Orthopädische Einlagen und Schuhzurichtungen gemäß
Berufsgenossenschaftsregel  BGR 191 DGUV Regel 112-119
Link zur BGR 191

Mit dem Erscheinen der BGR 191  „Benutzung von Fuß- und Knieschutz“ vom Januar 2007 gab es wichtige Neuregelungen. Alle Bereiche orthopädischer Anpassungen bei Sicherheitsschuhen waren davon betroffen, von der Einlagenversorgung über Veränderungen am Arbeitssicherheitsschuh, bis hin zur vollständigen Herstellung eines orthopädischen Sicherheitsmaßschuhes.
Es dürfen nur noch Systeme eingesetzt werden, die von einer zertifizierten Stelle baumustergeprüft worden sind.

Früher geltende Ausnahmeregelungen wurden ersatzlos gestrichen.

Es
ist somit nicht zulässig, private Einlagen in Arbeitssicherheitsschuhe zu benutzen, da sonst der geprüfte Status, im Hinblick auf Eigenschaften wie Antistatik und Resthöhe der Zehenschutzkappen, erlischt und das CE-Kennzeichen seine Grundlage verliert.

Ist also eine Einlage oder auch das verwendete Material nicht mit einem Schuh zusammen zertifiziert, besteht für Arbeitnehmer bei einem Arbeitsunfall die Gefahr einer Teilschuld.

Für jeden Sicherheitsschuhhersteller sind unterschiedliche Einlagensysteme freigegeben.
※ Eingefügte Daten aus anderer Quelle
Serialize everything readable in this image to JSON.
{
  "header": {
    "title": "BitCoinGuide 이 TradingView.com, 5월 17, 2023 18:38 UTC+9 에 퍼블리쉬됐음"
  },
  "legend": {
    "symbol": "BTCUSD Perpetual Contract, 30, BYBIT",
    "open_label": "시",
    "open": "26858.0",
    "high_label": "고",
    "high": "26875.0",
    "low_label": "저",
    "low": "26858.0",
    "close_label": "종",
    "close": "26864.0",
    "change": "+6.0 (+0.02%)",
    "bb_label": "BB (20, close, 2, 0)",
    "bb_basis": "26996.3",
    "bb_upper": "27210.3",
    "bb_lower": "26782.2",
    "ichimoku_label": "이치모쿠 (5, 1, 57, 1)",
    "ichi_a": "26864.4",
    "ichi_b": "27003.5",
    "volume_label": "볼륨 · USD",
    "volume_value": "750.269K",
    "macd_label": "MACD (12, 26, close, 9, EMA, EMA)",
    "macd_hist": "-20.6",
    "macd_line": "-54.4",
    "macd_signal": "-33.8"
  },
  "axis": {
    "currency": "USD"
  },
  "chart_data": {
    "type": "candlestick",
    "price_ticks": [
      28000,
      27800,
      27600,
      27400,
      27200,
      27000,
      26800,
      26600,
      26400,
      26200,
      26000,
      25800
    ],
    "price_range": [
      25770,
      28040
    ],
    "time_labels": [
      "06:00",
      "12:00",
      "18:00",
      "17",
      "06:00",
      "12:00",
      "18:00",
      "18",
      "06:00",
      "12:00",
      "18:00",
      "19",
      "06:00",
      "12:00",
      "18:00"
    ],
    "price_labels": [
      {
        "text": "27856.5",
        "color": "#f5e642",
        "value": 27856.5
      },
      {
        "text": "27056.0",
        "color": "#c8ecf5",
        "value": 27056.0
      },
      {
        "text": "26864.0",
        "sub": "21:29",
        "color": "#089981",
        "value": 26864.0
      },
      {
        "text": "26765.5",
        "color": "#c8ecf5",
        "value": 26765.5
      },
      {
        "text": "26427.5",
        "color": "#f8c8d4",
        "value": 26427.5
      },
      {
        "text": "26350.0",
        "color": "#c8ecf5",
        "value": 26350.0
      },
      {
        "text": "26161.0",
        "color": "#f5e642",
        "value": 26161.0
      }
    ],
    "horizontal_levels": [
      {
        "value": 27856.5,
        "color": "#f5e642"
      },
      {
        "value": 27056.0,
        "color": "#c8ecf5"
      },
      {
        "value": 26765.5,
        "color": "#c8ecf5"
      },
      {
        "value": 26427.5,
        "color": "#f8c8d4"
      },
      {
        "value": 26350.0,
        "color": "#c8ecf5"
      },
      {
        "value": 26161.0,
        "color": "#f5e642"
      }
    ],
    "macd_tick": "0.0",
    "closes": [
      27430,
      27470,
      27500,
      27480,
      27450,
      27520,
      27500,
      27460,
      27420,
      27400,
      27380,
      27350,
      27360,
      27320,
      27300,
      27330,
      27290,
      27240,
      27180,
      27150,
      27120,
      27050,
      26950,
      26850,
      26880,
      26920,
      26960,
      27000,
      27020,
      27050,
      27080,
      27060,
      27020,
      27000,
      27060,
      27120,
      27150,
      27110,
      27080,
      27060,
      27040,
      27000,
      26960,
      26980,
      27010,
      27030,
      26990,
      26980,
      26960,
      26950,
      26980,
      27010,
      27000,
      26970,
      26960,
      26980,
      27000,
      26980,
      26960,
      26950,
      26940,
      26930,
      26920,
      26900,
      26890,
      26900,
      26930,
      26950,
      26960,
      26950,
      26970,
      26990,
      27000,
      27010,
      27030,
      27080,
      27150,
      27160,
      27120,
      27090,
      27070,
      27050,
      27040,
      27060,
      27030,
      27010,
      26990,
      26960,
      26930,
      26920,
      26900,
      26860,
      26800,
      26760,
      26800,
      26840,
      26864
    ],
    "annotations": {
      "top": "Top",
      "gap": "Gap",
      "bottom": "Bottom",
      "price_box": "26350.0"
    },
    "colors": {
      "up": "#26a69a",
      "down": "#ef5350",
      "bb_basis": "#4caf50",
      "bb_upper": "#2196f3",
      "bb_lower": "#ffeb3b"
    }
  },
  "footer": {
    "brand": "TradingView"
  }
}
Auch eine orthopädische Veränderung eines Sicherheitsschuhes ist in der BGR 191 genauestens geregelt.

Der Arbeitgeber ist grundsätzlich für die Bereitstellung der Sicherheitsschuhe verantwortlich. Er trägt den Kostenanteil für einen normalen Schutzschuh. Orthopädisch angepasste Sicherheitsschuhe, einschließlich der Einlagenversorgung, sind dem Bereich der beruflichen Rehabilitation zuzuordnen. Hier gelten besondere Regelungen der Kostenübernahme.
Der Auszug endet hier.